The scientists working with Ross and Saijo have shown that once a protein fragment binds to the Pep receptor, hundreds of genes are transcribed differently. Many of these genes with changed transcription behaviour also have roles related to plant hormones, showing that their signalling pathways are deeply involved in organizing systemic immunity. The Pep receptor signalling pathway also works when the ethylene, salicylic acid and jasmonic acid pathways are switched off by targeted manipulation, so it is clear that the Pep receptor pathway can work in highly variable ways.

In order to gain a better understanding of its role, Ross and her colleagues cultivated Arabidopsis plants without Pep receptors. "First, we infected the leaves near the ground. The plant cells were able to defend themselves against this infection without any problems, so the local immune defence was not affected", Ross explains. "But when we then infected the higher leaves, the plant was unable to organize any systemic defence, meaning that without the Pep receptor, it had not developed systemic immunity. Without Pep receptors, it was just as vulnerable to the second infection as it was to the first." Ross and her colleagues conclude that the Pep receptor is involved in developing systemic immunity, and that it plays an essential role in this process.

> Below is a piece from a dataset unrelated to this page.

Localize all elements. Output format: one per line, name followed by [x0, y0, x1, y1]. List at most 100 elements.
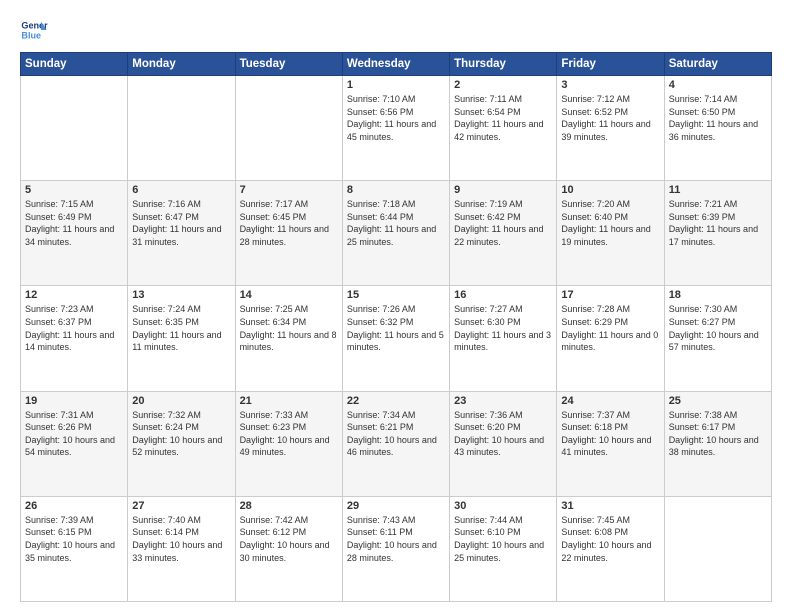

What exactly do the Pep receptor and its signalling pathway do? The scientists have shown that the signalling pathway only originates in the infected cell, and not in distant leaves. This would indicate that it uses a molecular messenger to inform other levels. The messenger is probably released into the plant's vascular system, that is, the vessels used by the plant to transport water and the products of photosynthesis; but what it looks like and what molecular properties it has are questions Ross and her colleagues cannot answer yet. It is apparently possible to mobilise the messenger by treating the leaves just with endogenous protein fragments. In this case, there is no need for a pathogen; the protein fragments are sufficient to activate systemic immunity.